Prophylaxis. To prevent development of rapists, Dr. Keller proposed stern measures:

"1) A psychiatric study of every juvenile offender. Once the diagnosis of constitutional psychopathic state is made, treatment covering the entire lifetime of the criminal should be advised by the court. Since it is thought that under no line of treatment will recovery take place, then segregation is the only means of protecting society.

"2) Simplification of the criminal codes which will permit more rapid trial, no release on bail, no parole, no suspended sentences, and no segregation for short periods.

"3) The organization in every State of a farm-hospital-prison where all cases of constitutional psychopathic states--sex offenders--can be kept for life and forced to earn their own maintenance.

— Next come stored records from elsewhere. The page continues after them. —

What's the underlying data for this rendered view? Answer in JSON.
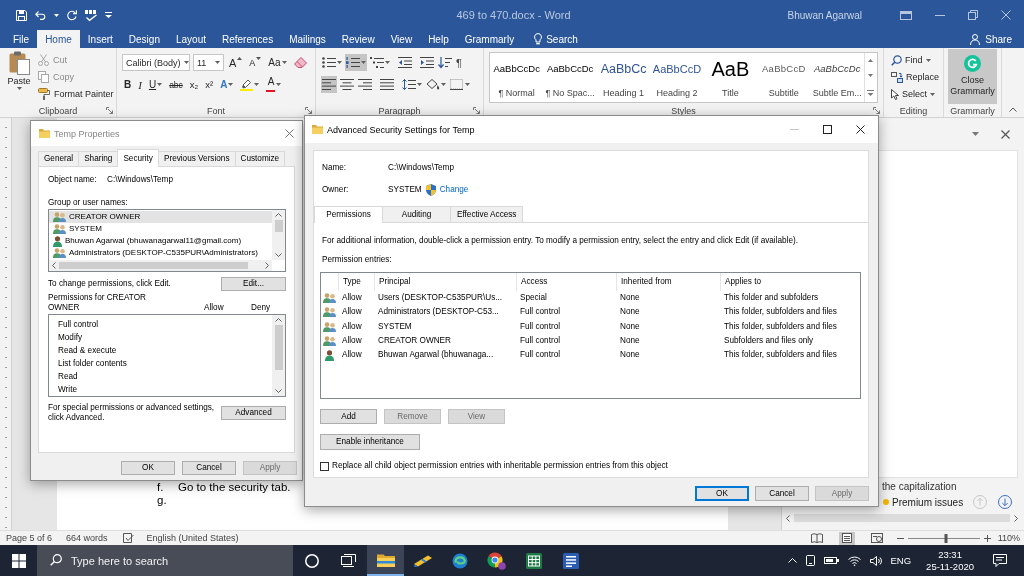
{
  "word": {
    "title": "469 to 470.docx - Word",
    "user": "Bhuwan Agarwal",
    "tabs": [
      {
        "label": "File",
        "selected": false
      },
      {
        "label": "Home",
        "selected": true
      },
      {
        "label": "Insert",
        "selected": false
      },
      {
        "label": "Design",
        "selected": false
      },
      {
        "label": "Layout",
        "selected": false
      },
      {
        "label": "References",
        "selected": false
      },
      {
        "label": "Mailings",
        "selected": false
      },
      {
        "label": "Review",
        "selected": false
      },
      {
        "label": "View",
        "selected": false
      },
      {
        "label": "Help",
        "selected": false
      },
      {
        "label": "Grammarly",
        "selected": false
      }
    ],
    "search": "Search",
    "share": "Share"
  },
  "ribbon": {
    "clipboard": {
      "label": "Clipboard",
      "paste": "Paste",
      "items": [
        {
          "kind": "cut",
          "label": "Cut",
          "disabled": true
        },
        {
          "kind": "copy",
          "label": "Copy",
          "disabled": true
        },
        {
          "kind": "painter",
          "label": "Format Painter",
          "disabled": false
        }
      ]
    },
    "font": {
      "label": "Font",
      "font_name": "Calibri (Body)",
      "font_size": "11",
      "tools": [
        {
          "kind": "grow",
          "label": "A"
        },
        {
          "kind": "shrink",
          "label": "A"
        },
        {
          "kind": "case",
          "label": "Aa"
        },
        {
          "kind": "clear"
        }
      ],
      "format": [
        {
          "kind": "bold",
          "label": "B"
        },
        {
          "kind": "italic",
          "label": "I"
        },
        {
          "kind": "underline",
          "label": "U"
        },
        {
          "kind": "strike",
          "label": "abc"
        },
        {
          "kind": "subscript",
          "label": "x₂"
        },
        {
          "kind": "superscript",
          "label": "x²"
        },
        {
          "kind": "effects",
          "label": "A"
        },
        {
          "kind": "highlight"
        },
        {
          "kind": "color",
          "label": "A"
        }
      ]
    },
    "paragraph": {
      "label": "Paragraph",
      "row1": [
        {
          "kind": "bullets",
          "selected": false
        },
        {
          "kind": "numbering",
          "selected": true
        },
        {
          "kind": "multilevel",
          "selected": false
        },
        {
          "kind": "outdent",
          "selected": false
        },
        {
          "kind": "indent",
          "selected": false
        },
        {
          "kind": "sort",
          "selected": false
        },
        {
          "kind": "marks",
          "label": "¶",
          "selected": false
        }
      ],
      "row2": [
        {
          "kind": "align_left",
          "selected": true
        },
        {
          "kind": "center",
          "selected": false
        },
        {
          "kind": "align_right",
          "selected": false
        },
        {
          "kind": "justify",
          "selected": false
        },
        {
          "kind": "spacing",
          "selected": false
        },
        {
          "kind": "shading",
          "selected": false
        },
        {
          "kind": "borders",
          "selected": false
        }
      ]
    },
    "styles": {
      "label": "Styles",
      "items": [
        {
          "kind": "normal",
          "preview": "AaBbCcDc",
          "name": "¶ Normal"
        },
        {
          "kind": "normal",
          "preview": "AaBbCcDc",
          "name": "¶ No Spac..."
        },
        {
          "kind": "heading1",
          "preview": "AaBbCc",
          "name": "Heading 1"
        },
        {
          "kind": "heading2",
          "preview": "AaBbCcD",
          "name": "Heading 2"
        },
        {
          "kind": "title",
          "preview": "AaB",
          "name": "Title"
        },
        {
          "kind": "subtitle",
          "preview": "AaBbCcD",
          "name": "Subtitle"
        },
        {
          "kind": "emphasis",
          "preview": "AaBbCcDc",
          "name": "Subtle Em..."
        }
      ]
    },
    "editing": {
      "label": "Editing",
      "items": [
        {
          "kind": "find",
          "label": "Find",
          "dropdown": true
        },
        {
          "kind": "replace",
          "label": "Replace",
          "dropdown": false
        },
        {
          "kind": "select",
          "label": "Select",
          "dropdown": true
        }
      ]
    },
    "grammarly": {
      "label": "Grammarly",
      "button": "Close Grammarly"
    }
  },
  "document": {
    "lines": [
      {
        "marker": "f.",
        "text": "Go to the security tab."
      },
      {
        "marker": "g."
      }
    ]
  },
  "side_pane": {
    "snippet": "the capitalization",
    "premium": "Premium issues"
  },
  "status_bar": {
    "page": "Page 5 of 6",
    "words": "664 words",
    "language": "English (United States)",
    "views": [
      {
        "kind": "read",
        "selected": false
      },
      {
        "kind": "print",
        "selected": true
      },
      {
        "kind": "web",
        "selected": false
      }
    ],
    "zoom": {
      "level": 0.53,
      "label": "110%"
    }
  },
  "taskbar": {
    "search": {
      "placeholder": "Type here to search"
    },
    "apps": [
      {
        "kind": "cortana",
        "selected": false
      },
      {
        "kind": "task_view",
        "selected": false
      },
      {
        "kind": "explorer",
        "selected": true
      },
      {
        "kind": "pen",
        "selected": false
      },
      {
        "kind": "edge",
        "selected": false
      },
      {
        "kind": "chrome",
        "selected": false
      },
      {
        "kind": "excel",
        "selected": false
      },
      {
        "kind": "word",
        "selected": false
      }
    ],
    "language": "ENG",
    "time": "23:31",
    "date": "25-11-2020"
  },
  "temp_properties": {
    "title": "Temp Properties",
    "active": false,
    "tabs": [
      {
        "label": "General",
        "selected": false
      },
      {
        "label": "Sharing",
        "selected": false
      },
      {
        "label": "Security",
        "selected": true
      },
      {
        "label": "Previous Versions",
        "selected": false
      },
      {
        "label": "Customize",
        "selected": false
      }
    ],
    "object_label": "Object name:",
    "object_value": "C:\\Windows\\Temp",
    "group_label": "Group or user names:",
    "principals": [
      {
        "kind": "group",
        "name": "CREATOR OWNER",
        "selected": true
      },
      {
        "kind": "group",
        "name": "SYSTEM",
        "selected": false
      },
      {
        "kind": "user",
        "name": "Bhuwan Agarwal (bhuwanagarwal11@gmail.com)",
        "selected": false
      },
      {
        "kind": "group",
        "name": "Administrators (DESKTOP-C535PUR\\Administrators)",
        "selected": false
      }
    ],
    "edit_hint": "To change permissions, click Edit.",
    "edit_button": "Edit...",
    "permissions_label": "Permissions for CREATOR OWNER",
    "allow": "Allow",
    "deny": "Deny",
    "permissions": [
      "Full control",
      "Modify",
      "Read & execute",
      "List folder contents",
      "Read",
      "Write"
    ],
    "advanced_hint": "For special permissions or advanced settings, click Advanced.",
    "advanced_button": "Advanced",
    "buttons": [
      {
        "label": "OK",
        "disabled": false
      },
      {
        "label": "Cancel",
        "disabled": false
      },
      {
        "label": "Apply",
        "disabled": true
      }
    ]
  },
  "advanced_security": {
    "title": "Advanced Security Settings for Temp",
    "active": true,
    "name_label": "Name:",
    "name_value": "C:\\Windows\\Temp",
    "owner_label": "Owner:",
    "owner_value": "SYSTEM",
    "change_link": "Change",
    "tabs": [
      {
        "label": "Permissions",
        "selected": true
      },
      {
        "label": "Auditing",
        "selected": false
      },
      {
        "label": "Effective Access",
        "selected": false
      }
    ],
    "info": "For additional information, double-click a permission entry. To modify a permission entry, select the entry and click Edit (if available).",
    "entries_label": "Permission entries:",
    "columns": [
      "Type",
      "Principal",
      "Access",
      "Inherited from",
      "Applies to"
    ],
    "entries": [
      {
        "kind": "group",
        "type": "Allow",
        "principal": "Users (DESKTOP-C535PUR\\Us...",
        "access": "Special",
        "inherited": "None",
        "applies_to": "This folder and subfolders"
      },
      {
        "kind": "group",
        "type": "Allow",
        "principal": "Administrators (DESKTOP-C53...",
        "access": "Full control",
        "inherited": "None",
        "applies_to": "This folder, subfolders and files"
      },
      {
        "kind": "group",
        "type": "Allow",
        "principal": "SYSTEM",
        "access": "Full control",
        "inherited": "None",
        "applies_to": "This folder, subfolders and files"
      },
      {
        "kind": "group",
        "type": "Allow",
        "principal": "CREATOR OWNER",
        "access": "Full control",
        "inherited": "None",
        "applies_to": "Subfolders and files only"
      },
      {
        "kind": "user",
        "type": "Allow",
        "principal": "Bhuwan Agarwal (bhuwanaga...",
        "access": "Full control",
        "inherited": "None",
        "applies_to": "This folder, subfolders and files"
      }
    ],
    "entry_buttons": [
      {
        "label": "Add",
        "disabled": false
      },
      {
        "label": "Remove",
        "disabled": true
      },
      {
        "label": "View",
        "disabled": true
      }
    ],
    "inheritance_button": "Enable inheritance",
    "replace": {
      "label": "Replace all child object permission entries with inheritable permission entries from this object",
      "checked": false
    },
    "buttons": [
      {
        "label": "OK",
        "default": true,
        "disabled": false
      },
      {
        "label": "Cancel",
        "default": false,
        "disabled": false
      },
      {
        "label": "Apply",
        "default": false,
        "disabled": true
      }
    ]
  }
}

"Castration of every individual on commitment to above institution. It has been shown that short prison sentences, fines, commitment to hospitals for the insane, and even sentence to death, are not feared sufficiently by these persons to cause them to stop their sex-criminal tendencies. But, if they knew that after the first offence they will be castrated, and placed in a working institution for life, they will at least migrate to some country that is more kind and lenient in the treatment of their crimes. There is nothing these criminals fear more than castration (this does not mean simple vasectomy but removal of the sex glands) and a life sentence which would have no release for good behavior."